D’entrée de jeu,“La passion de Cobain” est pour moi le meilleur recueil de poésie de Charette. Où étiez-vous le 5 avril 1994, le jour de la mort de l’icône Kurt Cobain, chanteur de Nirvana ? Pour plusieurs, il aurait à lui seul révolutionné les années 90. J’étais étudiant à l’Uqam lorsque j’ai appris la nouvelle de son suicide.
Le journal intime
En avril 1994, Jonathan écoute Bon Jovi et Vanilla Ice. Les ténèbres arriveront plus tard. Avoir des affections sur l’intériorité, le vivant, selon Baudelaire. « Être contre le monde, Être derrière l’artiste. Vivre le nihilisme. Peut-être une ébauche. » (1) Un jour, « une Washburn acoustique où il pourra jouer The man Who Sold the World. » (2). « En novembre 1996, piètre estime de soi. Solitude entre les cours. » (3)

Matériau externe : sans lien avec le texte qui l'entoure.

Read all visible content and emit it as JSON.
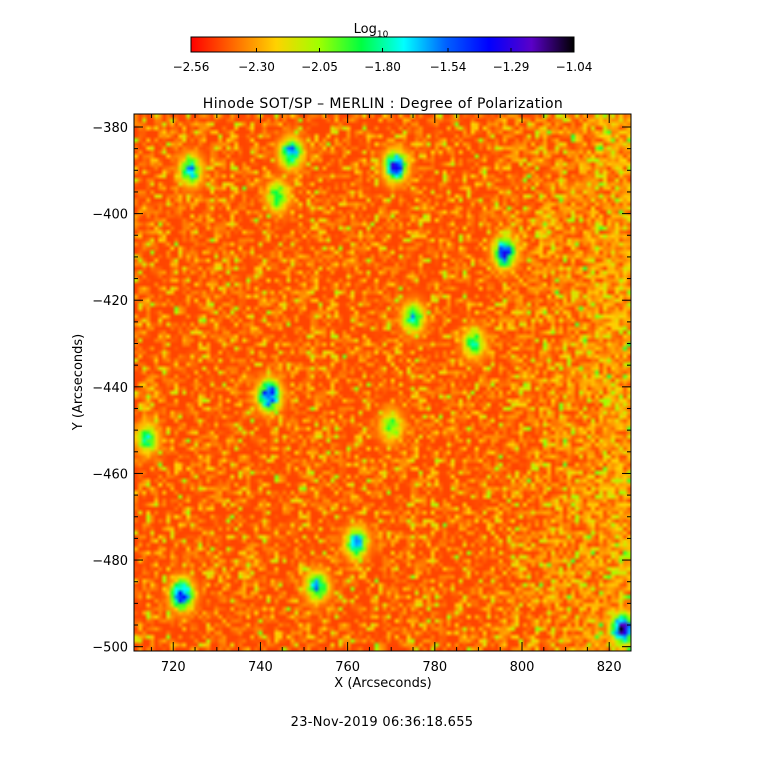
{
  "chart_data": {
    "type": "heatmap",
    "title": "Hinode SOT/SP – MERLIN : Degree of Polarization",
    "xlabel": "X (Arcseconds)",
    "ylabel": "Y (Arcseconds)",
    "xlim": [
      711,
      825
    ],
    "ylim": [
      -501,
      -377
    ],
    "x_ticks": [
      720,
      740,
      760,
      780,
      800,
      820
    ],
    "x_tick_labels": [
      "720",
      "740",
      "760",
      "780",
      "800",
      "820"
    ],
    "y_ticks": [
      -380,
      -400,
      -420,
      -440,
      -460,
      -480,
      -500
    ],
    "y_tick_labels": [
      "−380",
      "−400",
      "−420",
      "−440",
      "−460",
      "−480",
      "−500"
    ],
    "colorbar": {
      "label_base": "Log",
      "label_sub": "10",
      "range": [
        -2.56,
        -1.04
      ],
      "ticks": [
        -2.56,
        -2.3,
        -2.05,
        -1.8,
        -1.54,
        -1.29,
        -1.04
      ],
      "tick_labels": [
        "−2.56",
        "−2.30",
        "−2.05",
        "−1.80",
        "−1.54",
        "−1.29",
        "−1.04"
      ],
      "colormap": [
        "#ff0000",
        "#ff6a00",
        "#ffd200",
        "#a0ff00",
        "#00ff40",
        "#00ffff",
        "#0060ff",
        "#0000ff",
        "#5a00c8",
        "#000000"
      ]
    },
    "background_level": -2.45,
    "features": [
      {
        "x": 747,
        "y": -386.0,
        "level": -1.55
      },
      {
        "x": 771,
        "y": -389.0,
        "level": -1.35
      },
      {
        "x": 724,
        "y": -390.0,
        "level": -1.65
      },
      {
        "x": 796,
        "y": -409.0,
        "level": -1.4
      },
      {
        "x": 775,
        "y": -424.0,
        "level": -1.7
      },
      {
        "x": 742,
        "y": -442.0,
        "level": -1.3
      },
      {
        "x": 714,
        "y": -452.0,
        "level": -1.8
      },
      {
        "x": 762,
        "y": -476.0,
        "level": -1.6
      },
      {
        "x": 722,
        "y": -488.0,
        "level": -1.3
      },
      {
        "x": 753,
        "y": -486.0,
        "level": -1.65
      },
      {
        "x": 823,
        "y": -496.0,
        "level": -1.1
      },
      {
        "x": 744,
        "y": -396.0,
        "level": -1.8
      },
      {
        "x": 789,
        "y": -430.0,
        "level": -1.8
      },
      {
        "x": 770,
        "y": -449.0,
        "level": -1.85
      }
    ]
  },
  "timestamp": "23-Nov-2019 06:36:18.655"
}
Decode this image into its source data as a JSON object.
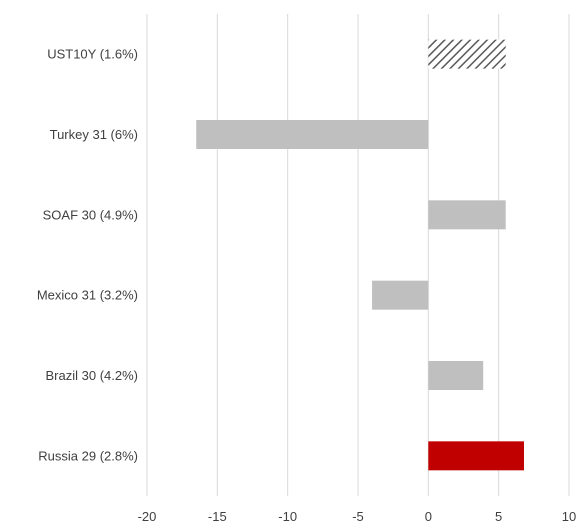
{
  "chart_data": {
    "type": "bar",
    "orientation": "horizontal",
    "title": "",
    "xlabel": "",
    "ylabel": "",
    "categories": [
      "UST10Y (1.6%)",
      "Turkey 31 (6%)",
      "SOAF 30 (4.9%)",
      "Mexico 31 (3.2%)",
      "Brazil 30 (4.2%)",
      "Russia 29 (2.8%)"
    ],
    "values": [
      5.5,
      -16.5,
      5.5,
      -4.0,
      3.9,
      6.8
    ],
    "bar_styles": [
      "hatched",
      "solid",
      "solid",
      "solid",
      "solid",
      "solid"
    ],
    "bar_colors": [
      "#595959",
      "#bfbfbf",
      "#bfbfbf",
      "#bfbfbf",
      "#bfbfbf",
      "#c00000"
    ],
    "xlim": [
      -20,
      10
    ],
    "xticks": [
      -20,
      -15,
      -10,
      -5,
      0,
      5,
      10
    ],
    "xtick_labels": [
      "-20",
      "-15",
      "-10",
      "-5",
      "0",
      "5",
      "10"
    ],
    "grid": "vertical",
    "legend": "none"
  },
  "colors": {
    "grid": "#d9d9d9",
    "text": "#404040",
    "bar_default": "#bfbfbf",
    "bar_highlight": "#c00000",
    "hatch": "#595959"
  }
}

Il est un poète à sa manière. Son esthétique est personnelle. L’apocalypse, l’enfer, arrivera bien assez vite. Il sera Zeus. Il connaîtra le chemin des impasses. Il est prométhéen. Il créera sa propre cellule de survie. C’est beau de le suivre dans sa tête d’ado. Habiter son histoire. La mémoire, comme un jeans rapiécé. Il faut se dépouiller du poids de la vie. Des fragments surgissent. Il vendra sa guitare pour s’acheter des livres. Charette prépare sa survie.
« J’achète des livres stupéfiants
Lapointe Giguère Vanier
Princes du foudroiement
Qui maltraitent les miracles
Pour adoration de l’injure. » (4)
Kurt est vivant
Le poète voyage dans sa tête. Il dira au journal Le Devoir : « Les poètes ont tous les droits dont celui de ressusciter. Leurs héros de jeunesse. » (5)
Puis il y a ces lignes qui me touchent profondément :
« Plus que deux apocalypses
Dans le compte de Kurt
De quoi acheter
Assez d’ampoules au soleil
Pour la prochaine éternité. » (6)
Kurt en mode survie
Kurt n’est pas mort. « C’est la parution de Hungry Ghost album solo sur un schizophrène cloîtré depuis une décennie démission de la réalité. » (7). En lisant ce récit romancé, j’ai mal à la mémoire. La nostalgie est un vertige. Comment rêver à une vie meilleure ?
L’Éden, ça existe pour les poètes ? Barthes disait que Proust détestait le soleil. Il a planté l’arbre du mal malgré lui. Il souligne la pendaison de Chris Cornell en 2017 et les trente ans de l’album Nevermind. Et le soleil, lui ? « Un soleil qui boite sur ses vieux rayons. »(8). Ici, je m’arrête. Je suis sidéré. Charette crée des tumultes, des chaos en moi. L’affect ou l’émotion, le dos tourné pour échapper au vrai monde (j’irai vers le fleuve continuer ma lecture). C’est l’humeur du lecteur qui est remise en question.
Le paradis avec Cohen
Ce livre (surprenant, jubilatoire) achève sa route dans un paradis terrestre, à Hydra en Grèce.
« Kurt habite une maison blanche
Avec Leonard Cohen
Retraite dans l’enchantement
Kurt est méconnaissable
Teint de bronze
Lumière dans les veines. » (9)
C’est d’une grande beauté. J’avais l’impression de voir Rimbaud et Verlaine, enfin ensemble, avec les anges et les dieux. Au paradis des poètes, à des années-lumières des nuits noires et des grandes fièvres de la jeunesse. Une belle maison pour l’éternité. « Imagine un paradis au coeur de la nuit. » (10) Le temps est infini. Les poètes multiplient les métaphores. Tout, absolument tout, est permis.
Notes
1. Michel Onfray, La sculpture de soi, essai. Livre de Poche.
2. Jonathan Charette, La passion de Cobain, p 13.
3. Idem, p.16 .
4.Idem, p. 20.
5. Le Devoir, 31 juillet 2021. Critique.
6. Jonathan Charette, La passion de Cobain, p. 29.
7. Idem, p. 33.
8. Idem, p. 40.
9. Idem, p. 93.
10. Jim Morrison, La nuit américaine, Christian Bourgeois éditeur, p. 63.
Jonathan Charette, La passion de Cobain, Les éditions de l’Écrou 2021, 15 $. (Merci infiniment à l’éditeur pour sa confiance et son travail remarquable depuis plus de 10 ans).